I decided to have a little trot around the Peak District on Saturday (4th Aug). As many of you know I'm navigationally challenged, and whilst there was still some tiredness in the pins from the Lakeland race I thought it a great idea to go and sharpen my skills with a map and compass. I say skills, I have one skill in this area, I can open the map!.
I'd entered the Long Tour of Bradwell just in case I'd needed to console myself with another race pronto, however It's suffice to say that I think I'll be on a high for some time yet and the ol legs could do with resting.
Once in Buxton, map and compass proudly in hand. I intended to run some of the High Peak 40 route. I'd planned approximately 14-15 miles and then intended to leg it back from the Pennie Bridleway on the road. I know, I know, yet I'd convinced myself it would be a long day mooching and felt the road would be a quick route back to the car and a good opportunity to put a little speed session in at the end.

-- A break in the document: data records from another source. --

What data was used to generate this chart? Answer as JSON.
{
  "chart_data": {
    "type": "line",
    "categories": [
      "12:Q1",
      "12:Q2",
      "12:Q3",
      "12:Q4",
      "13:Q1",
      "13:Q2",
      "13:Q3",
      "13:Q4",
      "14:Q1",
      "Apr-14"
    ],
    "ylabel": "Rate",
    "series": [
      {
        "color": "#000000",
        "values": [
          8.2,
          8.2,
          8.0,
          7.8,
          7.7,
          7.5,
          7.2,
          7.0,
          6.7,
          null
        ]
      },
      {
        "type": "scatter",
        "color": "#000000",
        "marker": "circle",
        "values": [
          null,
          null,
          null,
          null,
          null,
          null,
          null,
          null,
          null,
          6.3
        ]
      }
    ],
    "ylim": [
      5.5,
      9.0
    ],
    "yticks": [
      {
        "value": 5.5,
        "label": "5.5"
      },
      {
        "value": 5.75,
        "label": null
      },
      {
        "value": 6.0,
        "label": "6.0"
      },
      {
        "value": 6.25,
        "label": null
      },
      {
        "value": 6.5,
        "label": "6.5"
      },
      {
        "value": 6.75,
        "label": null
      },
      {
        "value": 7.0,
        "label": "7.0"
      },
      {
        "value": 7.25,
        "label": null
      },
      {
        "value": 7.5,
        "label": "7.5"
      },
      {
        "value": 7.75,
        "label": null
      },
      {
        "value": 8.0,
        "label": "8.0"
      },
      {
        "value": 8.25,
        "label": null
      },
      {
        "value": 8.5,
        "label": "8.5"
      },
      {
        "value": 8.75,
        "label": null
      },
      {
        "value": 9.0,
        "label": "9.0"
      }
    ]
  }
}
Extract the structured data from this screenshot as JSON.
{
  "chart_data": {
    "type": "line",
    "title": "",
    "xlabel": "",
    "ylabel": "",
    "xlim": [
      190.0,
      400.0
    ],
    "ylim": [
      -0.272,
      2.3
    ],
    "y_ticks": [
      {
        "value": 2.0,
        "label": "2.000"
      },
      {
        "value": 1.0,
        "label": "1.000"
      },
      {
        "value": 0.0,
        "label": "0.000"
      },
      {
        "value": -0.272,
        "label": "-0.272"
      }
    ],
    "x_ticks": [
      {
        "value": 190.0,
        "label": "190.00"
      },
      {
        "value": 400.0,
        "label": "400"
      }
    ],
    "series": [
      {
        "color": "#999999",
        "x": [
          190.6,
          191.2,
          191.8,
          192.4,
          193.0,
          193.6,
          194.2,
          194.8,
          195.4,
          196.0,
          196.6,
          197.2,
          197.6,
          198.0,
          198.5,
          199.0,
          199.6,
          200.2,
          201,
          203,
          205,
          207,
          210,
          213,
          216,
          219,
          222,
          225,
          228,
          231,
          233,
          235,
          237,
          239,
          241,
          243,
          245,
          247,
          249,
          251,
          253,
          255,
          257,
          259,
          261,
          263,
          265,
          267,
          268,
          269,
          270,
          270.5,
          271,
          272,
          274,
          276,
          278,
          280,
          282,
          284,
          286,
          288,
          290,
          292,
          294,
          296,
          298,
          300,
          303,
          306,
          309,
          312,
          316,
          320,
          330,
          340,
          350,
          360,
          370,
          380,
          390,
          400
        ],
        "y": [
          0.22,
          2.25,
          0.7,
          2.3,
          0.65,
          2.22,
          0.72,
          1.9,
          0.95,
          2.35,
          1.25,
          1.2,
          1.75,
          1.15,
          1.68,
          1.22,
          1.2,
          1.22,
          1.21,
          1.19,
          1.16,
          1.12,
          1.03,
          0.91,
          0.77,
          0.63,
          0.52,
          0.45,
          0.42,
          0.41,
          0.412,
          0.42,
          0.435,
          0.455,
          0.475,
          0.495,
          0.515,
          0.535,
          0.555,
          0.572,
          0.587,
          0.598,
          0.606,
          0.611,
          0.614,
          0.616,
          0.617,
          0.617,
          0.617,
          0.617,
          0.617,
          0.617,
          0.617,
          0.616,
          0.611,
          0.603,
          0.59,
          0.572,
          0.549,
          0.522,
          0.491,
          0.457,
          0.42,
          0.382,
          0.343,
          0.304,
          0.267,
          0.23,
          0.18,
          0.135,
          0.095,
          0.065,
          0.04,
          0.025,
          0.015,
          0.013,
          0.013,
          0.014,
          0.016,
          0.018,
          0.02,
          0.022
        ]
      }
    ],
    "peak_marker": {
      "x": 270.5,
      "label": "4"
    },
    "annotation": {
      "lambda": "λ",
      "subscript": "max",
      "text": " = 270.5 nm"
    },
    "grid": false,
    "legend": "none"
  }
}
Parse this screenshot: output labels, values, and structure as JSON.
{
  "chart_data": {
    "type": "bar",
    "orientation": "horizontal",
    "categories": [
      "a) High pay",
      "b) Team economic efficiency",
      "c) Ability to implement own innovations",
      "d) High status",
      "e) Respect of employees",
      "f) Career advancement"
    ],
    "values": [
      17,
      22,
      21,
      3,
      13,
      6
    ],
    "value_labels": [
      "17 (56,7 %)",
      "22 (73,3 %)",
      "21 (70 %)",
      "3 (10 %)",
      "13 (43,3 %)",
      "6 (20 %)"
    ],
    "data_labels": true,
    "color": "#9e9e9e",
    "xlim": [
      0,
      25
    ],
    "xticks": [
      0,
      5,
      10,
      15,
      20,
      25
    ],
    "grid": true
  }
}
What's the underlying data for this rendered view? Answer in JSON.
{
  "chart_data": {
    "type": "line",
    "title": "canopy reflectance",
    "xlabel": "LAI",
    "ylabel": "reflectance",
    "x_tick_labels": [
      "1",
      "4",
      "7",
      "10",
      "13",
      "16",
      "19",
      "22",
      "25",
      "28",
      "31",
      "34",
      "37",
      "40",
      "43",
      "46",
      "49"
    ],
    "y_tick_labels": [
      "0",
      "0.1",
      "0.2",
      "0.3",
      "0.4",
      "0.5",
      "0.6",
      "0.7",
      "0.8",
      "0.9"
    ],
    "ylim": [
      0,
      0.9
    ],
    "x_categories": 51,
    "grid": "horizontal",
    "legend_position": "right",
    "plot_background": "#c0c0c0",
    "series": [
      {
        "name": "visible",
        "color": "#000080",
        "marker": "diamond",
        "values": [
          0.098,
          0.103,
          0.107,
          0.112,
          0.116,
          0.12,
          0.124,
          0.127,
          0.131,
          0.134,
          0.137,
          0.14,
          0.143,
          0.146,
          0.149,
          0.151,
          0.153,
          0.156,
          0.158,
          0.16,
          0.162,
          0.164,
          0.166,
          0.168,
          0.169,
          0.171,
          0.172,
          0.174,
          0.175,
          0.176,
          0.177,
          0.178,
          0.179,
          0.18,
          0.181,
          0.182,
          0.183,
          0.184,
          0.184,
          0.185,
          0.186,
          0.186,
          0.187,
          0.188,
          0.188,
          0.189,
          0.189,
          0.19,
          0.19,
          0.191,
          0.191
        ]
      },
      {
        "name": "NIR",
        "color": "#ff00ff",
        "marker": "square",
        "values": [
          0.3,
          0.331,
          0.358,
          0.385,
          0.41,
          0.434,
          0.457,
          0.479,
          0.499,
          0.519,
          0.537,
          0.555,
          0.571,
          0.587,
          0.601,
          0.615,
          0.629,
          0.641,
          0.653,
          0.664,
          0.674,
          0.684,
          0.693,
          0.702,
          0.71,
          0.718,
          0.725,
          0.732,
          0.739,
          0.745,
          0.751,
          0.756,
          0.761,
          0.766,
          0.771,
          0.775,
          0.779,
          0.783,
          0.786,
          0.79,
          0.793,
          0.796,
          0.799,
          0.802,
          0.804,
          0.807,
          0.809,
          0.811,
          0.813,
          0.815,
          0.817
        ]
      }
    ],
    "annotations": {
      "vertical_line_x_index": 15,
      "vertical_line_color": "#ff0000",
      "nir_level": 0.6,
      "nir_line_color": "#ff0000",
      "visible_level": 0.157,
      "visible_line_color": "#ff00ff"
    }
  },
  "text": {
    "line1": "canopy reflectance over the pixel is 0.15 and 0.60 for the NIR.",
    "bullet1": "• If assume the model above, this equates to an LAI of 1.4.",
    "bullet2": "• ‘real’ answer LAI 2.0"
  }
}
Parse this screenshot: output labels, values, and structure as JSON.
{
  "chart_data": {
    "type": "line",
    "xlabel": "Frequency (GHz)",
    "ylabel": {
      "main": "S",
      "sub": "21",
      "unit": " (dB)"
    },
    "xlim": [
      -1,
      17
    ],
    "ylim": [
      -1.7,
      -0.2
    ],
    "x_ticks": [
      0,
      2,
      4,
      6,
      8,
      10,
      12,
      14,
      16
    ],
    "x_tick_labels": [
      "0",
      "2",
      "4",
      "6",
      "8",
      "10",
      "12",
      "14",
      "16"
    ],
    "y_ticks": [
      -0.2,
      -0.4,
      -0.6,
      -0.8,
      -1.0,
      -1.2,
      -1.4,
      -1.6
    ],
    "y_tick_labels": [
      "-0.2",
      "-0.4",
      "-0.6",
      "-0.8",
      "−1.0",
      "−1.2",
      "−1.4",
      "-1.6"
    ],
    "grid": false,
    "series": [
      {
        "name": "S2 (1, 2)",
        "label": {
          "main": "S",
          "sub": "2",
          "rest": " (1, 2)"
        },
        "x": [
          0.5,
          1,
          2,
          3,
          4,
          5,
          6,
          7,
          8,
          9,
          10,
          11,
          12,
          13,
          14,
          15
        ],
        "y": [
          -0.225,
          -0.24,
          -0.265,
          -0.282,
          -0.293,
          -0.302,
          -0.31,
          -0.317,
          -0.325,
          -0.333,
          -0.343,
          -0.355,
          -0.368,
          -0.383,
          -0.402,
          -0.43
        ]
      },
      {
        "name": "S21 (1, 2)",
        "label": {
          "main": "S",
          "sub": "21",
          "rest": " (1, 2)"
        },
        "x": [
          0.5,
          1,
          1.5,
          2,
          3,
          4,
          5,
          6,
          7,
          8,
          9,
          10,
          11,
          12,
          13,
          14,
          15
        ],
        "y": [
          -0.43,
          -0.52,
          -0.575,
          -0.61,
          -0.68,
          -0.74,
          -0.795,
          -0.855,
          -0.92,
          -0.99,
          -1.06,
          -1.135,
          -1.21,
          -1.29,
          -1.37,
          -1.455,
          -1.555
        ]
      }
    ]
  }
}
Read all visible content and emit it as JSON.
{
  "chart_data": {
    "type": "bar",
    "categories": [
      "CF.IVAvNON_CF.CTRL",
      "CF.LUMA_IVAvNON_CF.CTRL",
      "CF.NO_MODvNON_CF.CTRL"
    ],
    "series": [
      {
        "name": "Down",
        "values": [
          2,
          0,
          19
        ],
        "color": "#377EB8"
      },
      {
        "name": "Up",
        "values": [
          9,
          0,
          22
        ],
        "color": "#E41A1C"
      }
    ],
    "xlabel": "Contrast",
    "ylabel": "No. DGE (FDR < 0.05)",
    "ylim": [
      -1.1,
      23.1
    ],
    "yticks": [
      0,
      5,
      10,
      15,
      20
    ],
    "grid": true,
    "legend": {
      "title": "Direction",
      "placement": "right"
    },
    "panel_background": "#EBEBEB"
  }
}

I was soon heading down to Errwood Reservior.
Nailed the nav... well, lets face it it's all there on the map right? Yes right, but I still managed to get it wrong when I approached the Dam, bear with me, navigationally challenged remember. I faffed about finding the path that takes you down to the waters edge however after 10 mins of watching walkers ramble down a lil lane, I concluded they may be on to something there.
I plodded along the river Goyt in Goyt Valley to Shallcross wood. Where navigational cock up number two occurred. I should have turned right before coming out of the wood on a very obvious footpath, only I'd carried on and ended up on the main road. I don't like finding myself on main roads with houses when I'm trail running, it drags me back to reality and halts my adventure for a moment whilst I re adjust. I had to ask directions, because my compass wouldn't point me the right way!!! Off I trotted on the main road to find the car park around the corner. I'd looped back around and found the footpath that I should have taken out of the wood and went to investigate. It was very simple really, straight on or right turn.
The right way.
Footpaths across fields with dungeons and caves, well ok then just a lil tunnel under the railway track.
And fighting my way through the depths of the jungle... well ok then, just an overgrown footpath and bridge onto Milton lane before making my way up to Eccles Pike.
I was feeling pretty proud that I'd managed to get myself to this point, Eccles Pike and I was smug and just that little bit over confident. Inevitably it all started to go just a lil bit Pete Tong.
I jogged up Charley Lane, under the A6 and remained vigilantly scanning for a road that would take me to Beet Farm. How difficult can it be to find a 'road'. It wasn't, I was on it.. ha, or so I thought. Actually, no I wasn't, I was on the A624 and It was only when my expert navigational intuition told me that I should be seeing footpaths on my right and they just weren't appearing where they should have been that I realised.
So the next hour was spent running around Bradshaw fields, Bullhill, and disused quarries, doing that headless chicken thing and getting all in a tiz. I crossed a field with 'killer cows'. I've named 'bullocks' killer cows because I've been surrounded by them on a few occasions whilst legging it through fields on my jolllies and I'm convinced they want to kill me. I gave them a very wide berth.
The nearest road was only 10 mins down the hill side however in Fairy world that was a million miles away whilst I kept trying to make the footpaths and fence lines fit my map.
Eventually I found the Pennine Bridleway, clever clever girl. What a beautiful run on that trail it is. This is the view over the High Peaks. I think if you look close enough you'll find Kinder Scout in there somewhere.
The road run back to Buxton was pretty unremarkable. An awesome day's adventure, the weather was amazing, my T-shirt tan is coming on a treat. I spent about 7 hours out trotting and pondering and naving, (badly) and running on this playground.. awesome.